Garenoxacin (BMS-284756) and moxifloxacin in experimental meningitis caused by vancomycin-tolerant pneumococci.

The emergence of multidrug-resistant strains of Streptococcus pneumoniae drives the development and evaluation of new antipneumococcal agents, especially for the treatment of bacterial meningitis. The aims of the present study were to assess the antibacterial effectiveness of two new quinolones, garenoxacin (BMS; BMS-284756) and moxifloxacin (MOX) in experimental meningitis caused by a vancomycin (VAN)-tolerant S. pneumoniae strain and to compare the results with those obtained by therapy with VAN and ceftriaxone (CRO) in combination. Meningitis was induced in young male New Zealand White rabbits by intracisternal inoculation of a VAN-tolerant pneumococcal strain (strain Tupelo) from a child with meningitis.
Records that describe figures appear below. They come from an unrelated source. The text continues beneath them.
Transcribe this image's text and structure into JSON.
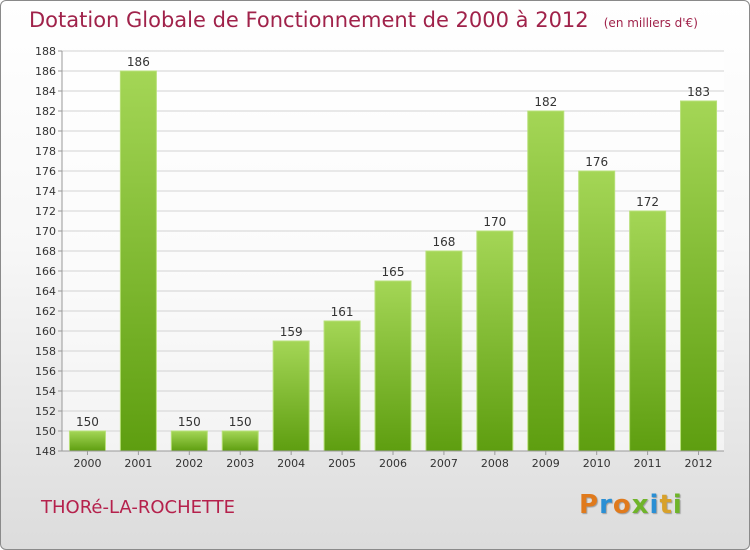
{
  "title": "Dotation Globale de Fonctionnement de 2000 à 2012",
  "unit": "(en milliers d'€)",
  "commune": "THORé-LA-ROCHETTE",
  "logo": {
    "letters": [
      "P",
      "r",
      "o",
      "x",
      "i",
      "t",
      "i"
    ],
    "colors": [
      "#e07a1c",
      "#2a8fd4",
      "#e07a1c",
      "#6fb42a",
      "#2a8fd4",
      "#d8a12a",
      "#6fb42a"
    ]
  },
  "chart_data": {
    "type": "bar",
    "title": "Dotation Globale de Fonctionnement de 2000 à 2012",
    "categories": [
      "2000",
      "2001",
      "2002",
      "2003",
      "2004",
      "2005",
      "2006",
      "2007",
      "2008",
      "2009",
      "2010",
      "2011",
      "2012"
    ],
    "values": [
      150,
      186,
      150,
      150,
      159,
      161,
      165,
      168,
      170,
      182,
      176,
      172,
      183
    ],
    "ylim": [
      148,
      188
    ],
    "yticks": [
      148,
      150,
      152,
      154,
      156,
      158,
      160,
      162,
      164,
      166,
      168,
      170,
      172,
      174,
      176,
      178,
      180,
      182,
      184,
      186,
      188
    ],
    "grid": true,
    "colors": {
      "bar_light": "#a4d656",
      "bar_dark": "#5e9e10",
      "grid": "#d3d3d3",
      "axis": "#999999"
    }
  }
}
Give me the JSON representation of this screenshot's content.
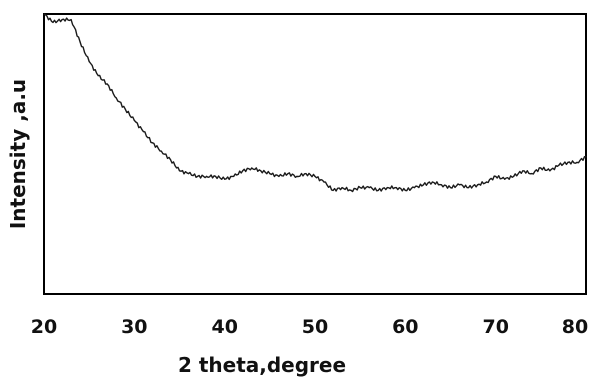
{
  "chart_data": {
    "type": "line",
    "title": "",
    "xlabel": "2 theta,degree",
    "ylabel": "Intensity ,a.u",
    "xlim": [
      20,
      80
    ],
    "ylim": [
      0,
      100
    ],
    "x_ticks": [
      "20",
      "30",
      "40",
      "50",
      "60",
      "70",
      "80"
    ],
    "y_ticks": [],
    "grid": false,
    "legend": "none",
    "colors": {
      "line": "#1a1a1a",
      "frame": "#000000",
      "background": "#ffffff"
    },
    "series": [
      {
        "x": [
          20,
          21,
          22,
          23,
          24,
          25,
          26,
          27,
          28,
          29,
          30,
          31,
          32,
          33,
          34,
          35,
          36,
          37,
          38,
          39,
          40,
          41,
          42,
          43,
          44,
          45,
          46,
          47,
          48,
          49,
          50,
          51,
          52,
          53,
          54,
          55,
          56,
          57,
          58,
          59,
          60,
          61,
          62,
          63,
          64,
          65,
          66,
          67,
          68,
          69,
          70,
          71,
          72,
          73,
          74,
          75,
          76,
          77,
          78,
          79,
          80
        ],
        "y": [
          100,
          97,
          98,
          98,
          90,
          83,
          78,
          75,
          70,
          66,
          62,
          58,
          54,
          51,
          48,
          44,
          43,
          42,
          42,
          42,
          41,
          42,
          44,
          45,
          44,
          43,
          42,
          43,
          42,
          43,
          42,
          40,
          37,
          38,
          37,
          38,
          38,
          37,
          38,
          38,
          37,
          38,
          39,
          40,
          39,
          38,
          39,
          38,
          39,
          40,
          42,
          41,
          42,
          44,
          43,
          45,
          44,
          46,
          47,
          47,
          49
        ]
      }
    ]
  }
}
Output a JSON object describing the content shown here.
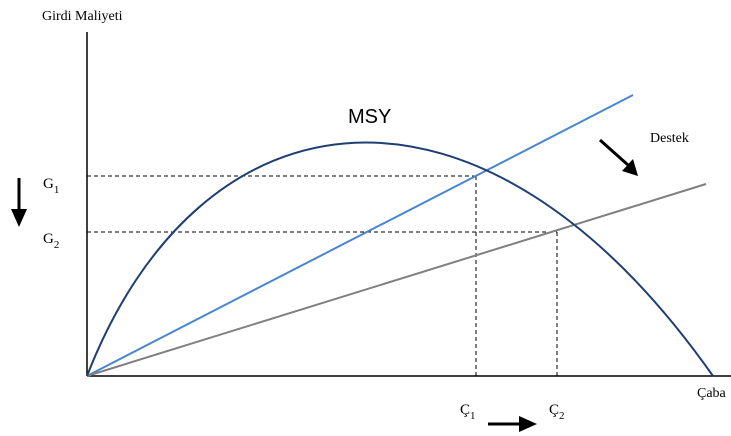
{
  "labels": {
    "y_axis": "Girdi Maliyeti",
    "x_axis": "Çaba",
    "curve": "MSY",
    "support": "Destek",
    "g1": "G",
    "g1_sub": "1",
    "g2": "G",
    "g2_sub": "2",
    "c1": "Ç",
    "c1_sub": "1",
    "c2": "Ç",
    "c2_sub": "2"
  },
  "colors": {
    "axis": "#000000",
    "yield_curve": "#1f3f73",
    "cost_line_high": "#4a86d0",
    "cost_line_low": "#808080",
    "guide_lines": "#000000"
  }
}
Sixteen hours after inoculation, therapy was given by intravenous administration of BMS at 20 mg/kg of body weight, followed 5 h later by administration at a dosage of 10 mg/kg (n = 9 animals) or MOX as two doses of 20 mg/kg every 5 h (n = 8 animals). For comparison, we studied the following groups: (i) animals treated with VAN (20 mg/kg every 5 h, three doses) and CRO (125 mg/kg, one dose) (n = 9), (ii) animals infected with a VAN-tolerant strain but not treated (n = 8), (iii) animals infected with a VAN-tolerant pneumococcus isolated from the nasopharynx of a carrier and treated with BMS (n = 8), and (iv) animals infected with a cephalosporin-resistant type 6B S. pneumoniae strain and treated with BMS (n = 6). The MICs of penicillin, CRO, VAN, BMS, and MOX for the Tupelo strain were 2, 1, 0.5, 0.06, and 0.03 micro g/ml, respectively. The rates of killing of strain Tupelo (the change in the log(10) number of CFU per milliliter per hour) in cerebrospinal fluid at 5 h were -0.70 +/- 0.35, -0.61 +/- 0.44, and -0.49 +/- 0.36 for BMS, MOX, and VAN-CRO, respectively. Therapy with BMS and MOX was as effective as therapy with VAN-CRO against VAN-tolerant pneumococcal meningitis in rabbits.